When Gary started out, he recalls, “I was making more in one night than my father was making in a week. Then,” he smiles, “you find out that doesn’t go on forever.” Gary added guitar-playing to fiddling when “Elvis Presley and the boys came along, and the fiddle was ‘out.’” He played rock-and-roll for crowds of 800 with the Tremtones at The Rollaway and fiddle tunes at country dances. When the venues were full and plenty, and he was easily playing live music four nights a week with “modern and old-time” dances. “That faded away,” he says.
“I worked construction, I drove a taxi, but in the back of my mind, I always wanted to play music, and I couldn’t come to terms with it that I couldn’t make a living. I should have taken the advice I gave my son, to get the heck out of here,” he muses. But other than studying and touring, Gary never left.
Gary got a degree at Lakehead University in clinical psychology and later studied counselling psychology through distance education, “but,” he says with a rueful shake of his head, “it only made me a smarter fiddle player.”
“When you’re young, everything seems easy,” he reflects. “If I worked at 25 the same number of hours on the fiddle I do now, I’d be a lot further ahead. But I didn’t start to appreciate the gift I had until I was older. Not everyone has that gift. And I thought, ‘I’d better start watering this plant.’” Most days, he practices several hours a day.

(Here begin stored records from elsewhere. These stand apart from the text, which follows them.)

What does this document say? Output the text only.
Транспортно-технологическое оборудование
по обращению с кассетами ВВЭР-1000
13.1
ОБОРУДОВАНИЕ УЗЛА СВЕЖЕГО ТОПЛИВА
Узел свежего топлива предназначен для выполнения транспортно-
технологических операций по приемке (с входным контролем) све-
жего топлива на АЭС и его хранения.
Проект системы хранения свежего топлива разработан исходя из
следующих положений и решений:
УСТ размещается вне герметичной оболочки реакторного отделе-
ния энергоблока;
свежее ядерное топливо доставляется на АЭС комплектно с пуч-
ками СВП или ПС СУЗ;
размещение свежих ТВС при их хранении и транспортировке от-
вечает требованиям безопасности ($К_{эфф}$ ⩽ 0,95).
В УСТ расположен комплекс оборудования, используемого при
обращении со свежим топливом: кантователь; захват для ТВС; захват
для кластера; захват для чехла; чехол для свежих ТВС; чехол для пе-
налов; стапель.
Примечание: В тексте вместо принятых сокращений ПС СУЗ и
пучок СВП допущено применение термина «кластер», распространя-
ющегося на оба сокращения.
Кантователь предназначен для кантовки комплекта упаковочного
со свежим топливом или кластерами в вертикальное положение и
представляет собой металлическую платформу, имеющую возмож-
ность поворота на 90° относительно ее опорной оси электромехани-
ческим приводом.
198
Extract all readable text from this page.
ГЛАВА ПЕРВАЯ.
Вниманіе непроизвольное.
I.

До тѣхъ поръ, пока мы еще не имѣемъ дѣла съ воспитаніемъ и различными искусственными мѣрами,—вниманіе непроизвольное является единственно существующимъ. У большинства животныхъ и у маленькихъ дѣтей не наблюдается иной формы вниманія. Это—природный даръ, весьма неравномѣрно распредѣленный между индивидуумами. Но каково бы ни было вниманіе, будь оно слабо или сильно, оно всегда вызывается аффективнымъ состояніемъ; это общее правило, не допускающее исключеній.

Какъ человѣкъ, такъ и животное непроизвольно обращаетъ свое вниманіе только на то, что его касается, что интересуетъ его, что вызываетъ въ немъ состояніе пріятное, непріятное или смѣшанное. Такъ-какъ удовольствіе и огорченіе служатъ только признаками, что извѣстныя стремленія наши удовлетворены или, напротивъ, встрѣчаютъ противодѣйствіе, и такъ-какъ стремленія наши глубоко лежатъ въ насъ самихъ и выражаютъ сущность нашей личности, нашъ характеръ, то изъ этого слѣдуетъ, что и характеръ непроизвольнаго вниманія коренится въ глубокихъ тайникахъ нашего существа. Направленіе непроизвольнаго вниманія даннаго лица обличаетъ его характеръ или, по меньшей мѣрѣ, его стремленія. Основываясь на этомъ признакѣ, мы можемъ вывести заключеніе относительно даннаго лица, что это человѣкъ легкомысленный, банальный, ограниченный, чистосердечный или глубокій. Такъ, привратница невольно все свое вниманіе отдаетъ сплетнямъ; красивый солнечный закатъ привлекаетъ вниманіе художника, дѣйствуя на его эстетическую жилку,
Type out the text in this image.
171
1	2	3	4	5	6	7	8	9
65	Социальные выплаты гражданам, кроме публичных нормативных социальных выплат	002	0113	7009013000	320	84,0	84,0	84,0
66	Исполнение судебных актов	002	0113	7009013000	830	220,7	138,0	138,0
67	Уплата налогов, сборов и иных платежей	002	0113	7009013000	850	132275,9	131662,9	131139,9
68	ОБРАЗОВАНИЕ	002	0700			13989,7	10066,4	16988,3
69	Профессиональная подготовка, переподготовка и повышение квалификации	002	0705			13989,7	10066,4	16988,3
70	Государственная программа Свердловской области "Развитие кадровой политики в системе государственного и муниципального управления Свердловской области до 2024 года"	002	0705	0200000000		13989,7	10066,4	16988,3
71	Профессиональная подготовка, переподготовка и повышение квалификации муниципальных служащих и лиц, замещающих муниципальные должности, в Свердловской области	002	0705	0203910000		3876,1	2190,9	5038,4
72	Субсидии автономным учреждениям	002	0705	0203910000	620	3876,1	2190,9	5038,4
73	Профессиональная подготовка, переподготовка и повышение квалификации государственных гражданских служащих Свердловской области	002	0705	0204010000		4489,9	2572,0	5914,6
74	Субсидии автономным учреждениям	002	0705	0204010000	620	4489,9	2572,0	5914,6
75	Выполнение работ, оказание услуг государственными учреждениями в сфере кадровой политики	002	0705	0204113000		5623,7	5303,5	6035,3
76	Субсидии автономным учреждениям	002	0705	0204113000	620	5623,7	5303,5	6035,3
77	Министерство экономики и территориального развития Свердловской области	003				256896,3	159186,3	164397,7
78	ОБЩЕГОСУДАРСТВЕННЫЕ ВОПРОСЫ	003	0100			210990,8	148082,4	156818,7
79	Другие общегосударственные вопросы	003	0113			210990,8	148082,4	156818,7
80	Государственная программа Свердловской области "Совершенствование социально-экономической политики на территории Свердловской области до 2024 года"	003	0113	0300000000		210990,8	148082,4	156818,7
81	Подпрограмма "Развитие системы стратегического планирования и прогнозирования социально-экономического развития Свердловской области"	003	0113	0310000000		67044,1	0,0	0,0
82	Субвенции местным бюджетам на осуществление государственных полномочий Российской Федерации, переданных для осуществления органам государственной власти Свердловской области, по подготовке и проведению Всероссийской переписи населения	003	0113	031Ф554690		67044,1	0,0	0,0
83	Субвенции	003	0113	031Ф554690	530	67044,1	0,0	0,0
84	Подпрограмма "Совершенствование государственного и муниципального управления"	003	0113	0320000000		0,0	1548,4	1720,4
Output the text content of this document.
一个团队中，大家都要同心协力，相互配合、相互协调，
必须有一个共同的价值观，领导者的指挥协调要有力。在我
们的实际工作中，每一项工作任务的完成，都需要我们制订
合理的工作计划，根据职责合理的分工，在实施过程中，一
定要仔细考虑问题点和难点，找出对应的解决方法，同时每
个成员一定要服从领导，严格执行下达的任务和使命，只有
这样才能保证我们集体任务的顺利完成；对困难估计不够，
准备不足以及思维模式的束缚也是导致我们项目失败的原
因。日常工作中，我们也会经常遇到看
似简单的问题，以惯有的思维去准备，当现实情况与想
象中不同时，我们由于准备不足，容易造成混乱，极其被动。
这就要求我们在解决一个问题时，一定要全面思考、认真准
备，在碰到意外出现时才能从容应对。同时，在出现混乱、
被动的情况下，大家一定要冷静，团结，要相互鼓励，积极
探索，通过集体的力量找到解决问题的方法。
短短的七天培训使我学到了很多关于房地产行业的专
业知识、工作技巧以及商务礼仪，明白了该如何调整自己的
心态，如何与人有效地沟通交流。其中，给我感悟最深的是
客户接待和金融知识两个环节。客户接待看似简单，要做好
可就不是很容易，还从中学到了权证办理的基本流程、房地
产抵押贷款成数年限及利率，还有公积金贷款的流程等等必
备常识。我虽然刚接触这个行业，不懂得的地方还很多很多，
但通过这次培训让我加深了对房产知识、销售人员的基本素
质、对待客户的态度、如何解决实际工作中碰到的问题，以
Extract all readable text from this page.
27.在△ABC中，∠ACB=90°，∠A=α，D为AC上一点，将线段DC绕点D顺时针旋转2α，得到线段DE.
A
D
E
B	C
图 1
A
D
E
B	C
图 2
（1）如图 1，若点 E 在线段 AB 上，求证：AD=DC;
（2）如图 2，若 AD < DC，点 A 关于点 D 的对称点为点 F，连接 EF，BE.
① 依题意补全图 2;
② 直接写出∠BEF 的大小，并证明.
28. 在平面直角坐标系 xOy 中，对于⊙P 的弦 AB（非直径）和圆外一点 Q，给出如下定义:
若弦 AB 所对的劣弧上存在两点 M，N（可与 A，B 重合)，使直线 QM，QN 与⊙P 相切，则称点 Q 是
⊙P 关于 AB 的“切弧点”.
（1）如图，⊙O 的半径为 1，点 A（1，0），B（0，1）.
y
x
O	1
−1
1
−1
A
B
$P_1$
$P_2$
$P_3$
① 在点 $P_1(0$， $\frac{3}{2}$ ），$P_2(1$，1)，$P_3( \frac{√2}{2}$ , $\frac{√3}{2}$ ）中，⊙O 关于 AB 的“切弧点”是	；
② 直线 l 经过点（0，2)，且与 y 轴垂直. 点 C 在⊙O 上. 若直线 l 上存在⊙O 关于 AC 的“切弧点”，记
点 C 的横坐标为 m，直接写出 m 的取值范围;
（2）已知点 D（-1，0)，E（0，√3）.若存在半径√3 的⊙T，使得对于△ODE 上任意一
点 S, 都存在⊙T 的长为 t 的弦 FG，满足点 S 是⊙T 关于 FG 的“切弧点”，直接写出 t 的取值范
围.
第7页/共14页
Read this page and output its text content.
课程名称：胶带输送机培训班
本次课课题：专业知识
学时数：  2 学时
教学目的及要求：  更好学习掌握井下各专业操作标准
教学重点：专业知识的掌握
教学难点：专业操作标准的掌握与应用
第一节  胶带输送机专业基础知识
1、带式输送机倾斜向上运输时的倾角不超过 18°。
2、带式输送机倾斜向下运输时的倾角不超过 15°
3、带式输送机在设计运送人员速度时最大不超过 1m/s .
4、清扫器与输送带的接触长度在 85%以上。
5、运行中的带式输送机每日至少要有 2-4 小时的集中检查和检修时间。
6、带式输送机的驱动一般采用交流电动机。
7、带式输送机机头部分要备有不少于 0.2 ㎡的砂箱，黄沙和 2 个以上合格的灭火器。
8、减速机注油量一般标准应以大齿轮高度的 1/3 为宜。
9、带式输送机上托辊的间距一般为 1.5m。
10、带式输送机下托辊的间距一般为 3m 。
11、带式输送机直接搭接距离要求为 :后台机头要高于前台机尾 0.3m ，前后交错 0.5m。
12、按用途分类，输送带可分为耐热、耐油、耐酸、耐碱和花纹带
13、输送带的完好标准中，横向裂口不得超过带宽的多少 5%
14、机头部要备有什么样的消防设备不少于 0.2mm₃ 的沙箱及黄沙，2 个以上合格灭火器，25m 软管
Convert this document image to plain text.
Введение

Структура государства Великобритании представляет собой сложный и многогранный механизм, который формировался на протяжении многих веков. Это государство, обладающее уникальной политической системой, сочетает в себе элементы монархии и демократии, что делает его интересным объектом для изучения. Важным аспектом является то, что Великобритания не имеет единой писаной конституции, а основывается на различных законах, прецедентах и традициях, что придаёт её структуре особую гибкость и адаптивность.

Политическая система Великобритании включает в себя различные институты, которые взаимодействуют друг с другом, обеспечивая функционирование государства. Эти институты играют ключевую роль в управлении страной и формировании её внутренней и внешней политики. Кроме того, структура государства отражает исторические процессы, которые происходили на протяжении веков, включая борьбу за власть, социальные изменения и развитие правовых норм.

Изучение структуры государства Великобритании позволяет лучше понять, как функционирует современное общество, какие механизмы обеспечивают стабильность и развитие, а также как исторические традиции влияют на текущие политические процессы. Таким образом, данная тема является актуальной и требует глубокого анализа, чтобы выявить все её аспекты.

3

Gary says. “These are the good old days, today.”
And yet, with music providing “no pension, no health benefits, no vacation,” Gary says, “I’m going to keep playing until I can’t play anymore.” Playing ceilidhs or pig-and-whistles Monday nights at Stanley Bridge and Thursdays at New London, he says, “The dream is still there for me. You gotta have a dream. Every night, you never know who’ll be in the audience, and maybe they’ll like it, and maybe they won’t—but maybe they’ll get you to play another time.”